Above that were several more panels, one showing a sailing ship, another showing an aircraft that was (even in the 1940s) quaintly old-fashioned. In the left-hand lower corner of the mosaic were the initials that indicated this was the work of J.E.H. MacDonald, a most distinguished member of the Group of Seven, and a man who enjoyed making decorative art, from book jackets to murals, almost as much as he enjoyed painting nature. His colleague on this job was Thoreau MacDonald, his son, who was becoming a great figure in Canadian graphic art.
On that day or later, I went across the street and looked up high enough to see the bright-tiled parapet glinting in the sunlight, 16 storeys above the street. The Concourse was not like any other building I knew. It was strange, and a little crazy. It was Art Deco.
In 1928, that was the latest thing.
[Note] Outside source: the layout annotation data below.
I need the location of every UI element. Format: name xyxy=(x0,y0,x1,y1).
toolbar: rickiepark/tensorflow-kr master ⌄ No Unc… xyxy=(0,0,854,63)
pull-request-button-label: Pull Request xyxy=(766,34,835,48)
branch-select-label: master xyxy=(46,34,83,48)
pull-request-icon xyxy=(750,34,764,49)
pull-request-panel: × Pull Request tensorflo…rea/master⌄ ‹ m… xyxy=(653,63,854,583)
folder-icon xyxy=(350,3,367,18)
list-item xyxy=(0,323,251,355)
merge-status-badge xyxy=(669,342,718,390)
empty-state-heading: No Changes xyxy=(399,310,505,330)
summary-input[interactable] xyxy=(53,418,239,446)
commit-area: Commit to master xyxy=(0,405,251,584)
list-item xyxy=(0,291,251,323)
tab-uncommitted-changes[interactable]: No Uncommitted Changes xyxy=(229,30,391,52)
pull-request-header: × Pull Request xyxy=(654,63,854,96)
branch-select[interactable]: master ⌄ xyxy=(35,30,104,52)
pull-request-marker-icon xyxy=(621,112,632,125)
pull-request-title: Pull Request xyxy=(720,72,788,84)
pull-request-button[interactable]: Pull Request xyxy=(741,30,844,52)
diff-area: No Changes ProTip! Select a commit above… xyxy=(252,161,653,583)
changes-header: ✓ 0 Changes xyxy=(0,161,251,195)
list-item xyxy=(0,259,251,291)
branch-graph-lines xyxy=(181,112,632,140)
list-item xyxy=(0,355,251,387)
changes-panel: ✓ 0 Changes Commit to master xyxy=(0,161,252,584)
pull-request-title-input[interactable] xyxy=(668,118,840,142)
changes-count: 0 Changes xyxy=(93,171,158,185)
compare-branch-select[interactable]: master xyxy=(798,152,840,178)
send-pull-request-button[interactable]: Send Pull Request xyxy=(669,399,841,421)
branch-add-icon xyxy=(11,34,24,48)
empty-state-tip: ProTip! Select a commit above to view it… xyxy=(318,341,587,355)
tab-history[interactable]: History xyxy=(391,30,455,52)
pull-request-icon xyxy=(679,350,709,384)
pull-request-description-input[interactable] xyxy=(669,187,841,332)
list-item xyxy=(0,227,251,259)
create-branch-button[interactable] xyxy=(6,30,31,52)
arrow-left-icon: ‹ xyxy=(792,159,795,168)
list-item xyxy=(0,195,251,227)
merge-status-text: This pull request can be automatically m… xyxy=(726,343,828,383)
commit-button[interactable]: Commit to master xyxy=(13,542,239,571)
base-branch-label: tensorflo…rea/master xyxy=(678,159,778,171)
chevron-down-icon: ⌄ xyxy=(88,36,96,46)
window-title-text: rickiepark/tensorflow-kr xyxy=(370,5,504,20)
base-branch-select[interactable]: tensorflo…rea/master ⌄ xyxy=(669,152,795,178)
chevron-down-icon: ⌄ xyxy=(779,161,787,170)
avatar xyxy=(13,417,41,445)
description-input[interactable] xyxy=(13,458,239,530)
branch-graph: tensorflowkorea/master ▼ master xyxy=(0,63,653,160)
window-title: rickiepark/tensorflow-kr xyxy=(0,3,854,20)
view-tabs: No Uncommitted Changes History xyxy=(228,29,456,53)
Art Deco's name originated at the 1925 Paris Exposition of Decorative Arts. It was a style that depended on vibrant colours and crisp geometric shapes. In the service of a cool and sophisticated sleekness thought suitable for the machine age, it used long, thin forms (look how the lines reach up the Concourse Building's facade).
From the late 1920s till nearly the end of the 1930s, Art Deco was everywhere. It determined the decor of ocean liners and trains, the top of the Chrysler Building in New York, the best jewellery, everybody's toaster, the white movie sets behind Fred Astaire, the way Busby Berkeley arranged his dancers -- and my parents' first radio.
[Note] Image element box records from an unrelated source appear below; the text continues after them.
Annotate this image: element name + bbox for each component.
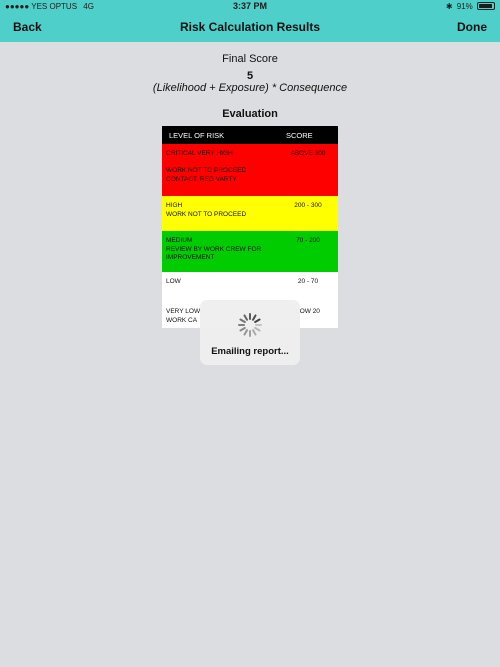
emailing-progress-hud: Emailing report...: [200, 300, 300, 365]
bluetooth-icon: ✱: [445, 2, 453, 11]
risk-score-cell: 70 - 200: [296, 237, 320, 244]
risk-level-line: IMPROVEMENT: [166, 254, 215, 261]
navigation-bar: Back Risk Calculation Results Done: [0, 13, 500, 42]
risk-level-cell: LOW: [166, 278, 281, 287]
risk-matrix-table: LEVEL OF RISK SCORE CRITICAL VERY HIGH WO…: [162, 126, 338, 328]
risk-row: MEDIUM REVIEW BY WORK CREW FOR IMPROVEMENT…: [162, 231, 338, 272]
header-score: SCORE: [286, 131, 313, 140]
risk-level-cell: CRITICAL VERY HIGH WORK NOT TO PROCEED CON…: [166, 150, 281, 184]
risk-table-header: LEVEL OF RISK SCORE: [162, 126, 338, 144]
risk-level-line: CRITICAL VERY HIGH: [166, 150, 233, 157]
risk-level-line: WORK NOT TO PROCEED: [166, 167, 247, 174]
risk-score-cell: ABOVE 300: [290, 150, 326, 157]
clock: 3:37 PM: [232, 1, 267, 11]
risk-level-line: WORK NOT TO PROCEED: [166, 210, 247, 218]
risk-score-cell: 200 - 300: [294, 202, 322, 209]
score-formula: (Likelihood + Exposure) * Consequence: [152, 82, 348, 94]
status-right: ✱ 91%: [446, 2, 495, 11]
risk-level-line: HIGH: [166, 202, 183, 209]
battery-icon: [477, 2, 495, 10]
risk-level-cell: MEDIUM REVIEW BY WORK CREW FOR IMPROVEMENT: [166, 237, 281, 263]
risk-level-line: CONTACT: REG VARTY: [166, 175, 237, 183]
screen: ●●●●● YES OPTUS 4G 3:37 PM ✱ 91% Back Ri…: [0, 0, 500, 667]
activity-spinner-icon: [238, 313, 262, 337]
done-button[interactable]: Done: [457, 20, 487, 34]
risk-row: LOW 20 - 70: [162, 272, 338, 302]
final-score-value: 5: [246, 70, 254, 82]
risk-level-line: MEDIUM: [166, 237, 193, 244]
battery-percent: 91%: [456, 2, 473, 11]
risk-level-cell: HIGH WORK NOT TO PROCEED: [166, 202, 281, 219]
risk-score-cell: 20 - 70: [297, 278, 319, 285]
page-title: Risk Calculation Results: [179, 20, 321, 34]
emailing-status-text: Emailing report...: [211, 346, 289, 357]
risk-level-line: REVIEW BY WORK CREW FOR: [166, 245, 262, 253]
risk-row: CRITICAL VERY HIGH WORK NOT TO PROCEED CON…: [162, 144, 338, 196]
evaluation-heading: Evaluation: [222, 108, 278, 120]
final-score-label: Final Score: [222, 53, 278, 65]
status-bar: ●●●●● YES OPTUS 4G 3:37 PM ✱ 91%: [0, 0, 500, 13]
header-level-of-risk: LEVEL OF RISK: [169, 131, 225, 140]
risk-row: HIGH WORK NOT TO PROCEED 200 - 300: [162, 196, 338, 231]
risk-level-line: [166, 159, 281, 168]
risk-level-line: LOW: [166, 278, 181, 285]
Martin Baldwin, who was then with the firm Baldwin and Greene and was later director of the Art Gallery of Toronto (now the Art Gallery of Ontario), embraced Art Deco. He expressed it eloquently in that queen of apartment buildings, The Claridge, at Avenue Road and Clarendon Avenue. That was about the same time he designed the Concourse building. Its success as a symbol of its time was endorsed two generations later by the U.S. scholar Patricia McHugh, who (in her Toronto Architecture: A City Guide) called it "Toronto's jazziest Deco skyscraper."
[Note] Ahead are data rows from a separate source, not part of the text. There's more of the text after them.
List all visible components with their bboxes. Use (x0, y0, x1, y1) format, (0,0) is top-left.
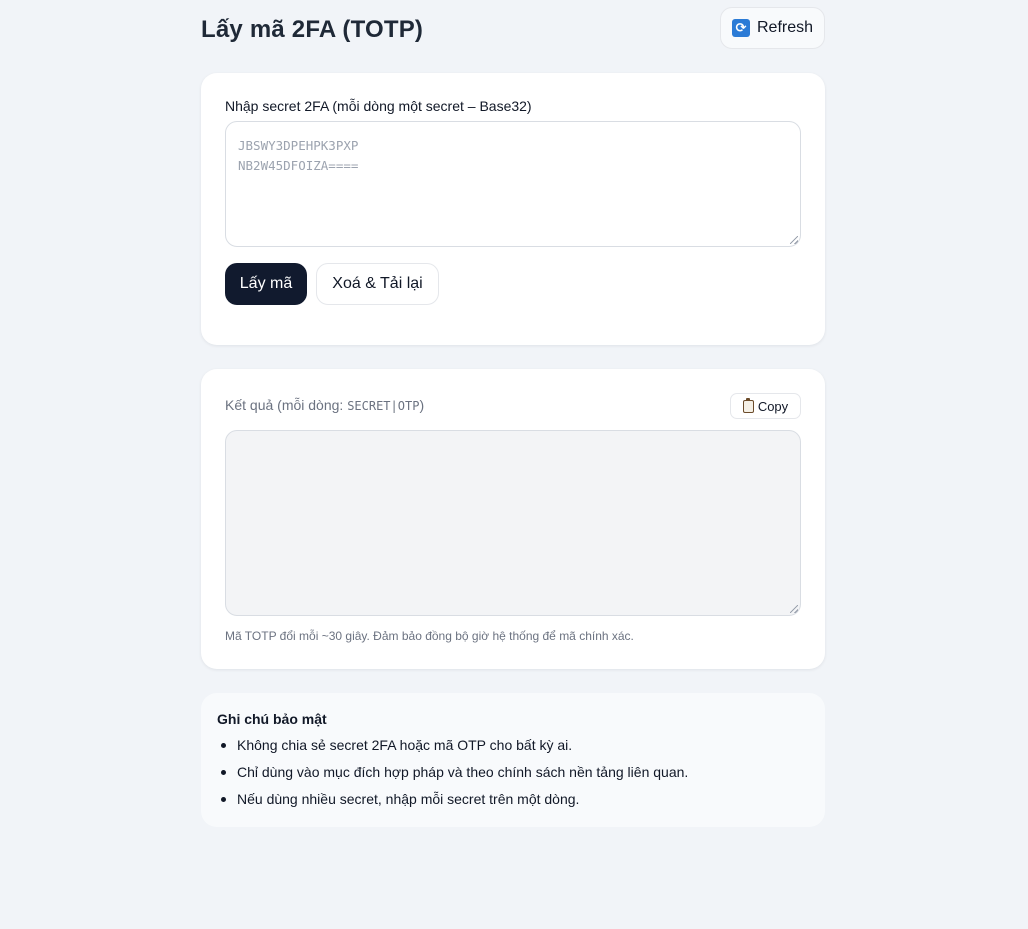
placeholder-line: JBSWY3DPEHPK3PXP (238, 138, 359, 153)
copy-label: Copy (757, 398, 789, 414)
output-label-prefix: Kết quả (mỗi dòng: (225, 397, 348, 413)
output-label-format: SECRET|OTP (347, 399, 420, 413)
output-label-suffix: ) (419, 397, 425, 413)
refresh-button[interactable]: ⟳ Refresh (720, 7, 825, 49)
input-card: Nhập secret 2FA (mỗi dòng một secret – B… (201, 73, 825, 345)
page-header: Lấy mã 2FA (TOTP) ⟳ Refresh (201, 0, 825, 73)
output-card: Kết quả (mỗi dòng: SECRET|OTP) Copy Mã T… (201, 369, 825, 669)
list-item: Nếu dùng nhiều secret, nhập mỗi secret t… (217, 790, 809, 808)
totp-hint: Mã TOTP đổi mỗi ~30 giây. Đảm bảo đồng b… (225, 629, 634, 643)
resize-handle[interactable] (790, 605, 798, 613)
app-container: Lấy mã 2FA (TOTP) ⟳ Refresh Nhập secret … (201, 0, 825, 827)
security-note-card: Ghi chú bảo mật Không chia sẻ secret 2FA… (201, 693, 825, 827)
resize-handle[interactable] (790, 236, 798, 244)
get-code-button[interactable]: Lấy mã (225, 263, 307, 305)
list-item: Chỉ dùng vào mục đích hợp pháp và theo c… (217, 763, 809, 781)
secret-input[interactable]: JBSWY3DPEHPK3PXP NB2W45DFOIZA==== (225, 121, 801, 247)
page-title: Lấy mã 2FA (TOTP) (201, 16, 424, 43)
placeholder-line: NB2W45DFOIZA==== (238, 158, 359, 173)
copy-button[interactable]: Copy (730, 393, 801, 419)
result-output[interactable] (225, 430, 801, 616)
action-buttons: Lấy mã Xoá & Tải lại (225, 263, 801, 305)
clear-reload-button[interactable]: Xoá & Tải lại (316, 263, 439, 305)
output-header: Kết quả (mỗi dòng: SECRET|OTP) Copy (225, 393, 801, 419)
security-note-list: Không chia sẻ secret 2FA hoặc mã OTP cho… (217, 736, 809, 808)
output-label: Kết quả (mỗi dòng: SECRET|OTP) (225, 397, 424, 413)
clipboard-icon (742, 397, 754, 413)
security-note-title: Ghi chú bảo mật (217, 711, 327, 727)
refresh-icon: ⟳ (731, 19, 750, 37)
list-item: Không chia sẻ secret 2FA hoặc mã OTP cho… (217, 736, 809, 754)
refresh-label: Refresh (756, 19, 814, 36)
secret-input-label: Nhập secret 2FA (mỗi dòng một secret – B… (225, 98, 532, 114)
J.E.H. MacDonald wrote that the Concourse demonstrated how architects and their clients were discovering colour and thereby expanding the possibilities of commercial structures: "There seems to be no reason why business and building should not be entertaining as well as efficient."
He predicted the Concourse would lead the way to more attractive downtown streets in the future. The gleaming decoration along the top of the facade suggested to him "a brightly illuminated letter in a fine manuscript, beginning, perhaps, some greater chapter in our future development."
When J.E.H. wrote those words, Toronto was intoxicated by dreams of its own future. Eight months later, the 1929 stock market crash deferred the future indefinitely. But that moment remains a crucial part of our history, and deserves to be remembered by more than a fragment of the Concourse building.
In the 17th century, the English philosopher Francis Bacon wrote admiringly of someone who "bears a lofty spirit in a mean condition." Toronto in the year 2000 appears to be the opposite: our economic condition is lofty but our spirit mean, in the sense of ignoble, provincial and small-minded.
In 1963, Eric Arthur, one of the most public-spirited of our adopted sons, wrote a beautiful book of architectural history called Toronto: No Mean City, borrowing that phrase from St. Paul's proud description of his home town, Tarsus. A generous and forward-thinking spirit, Eric Arthur generously applied that word to a city he had learned to love.
But this week Toronto feels like a very mean city indeed.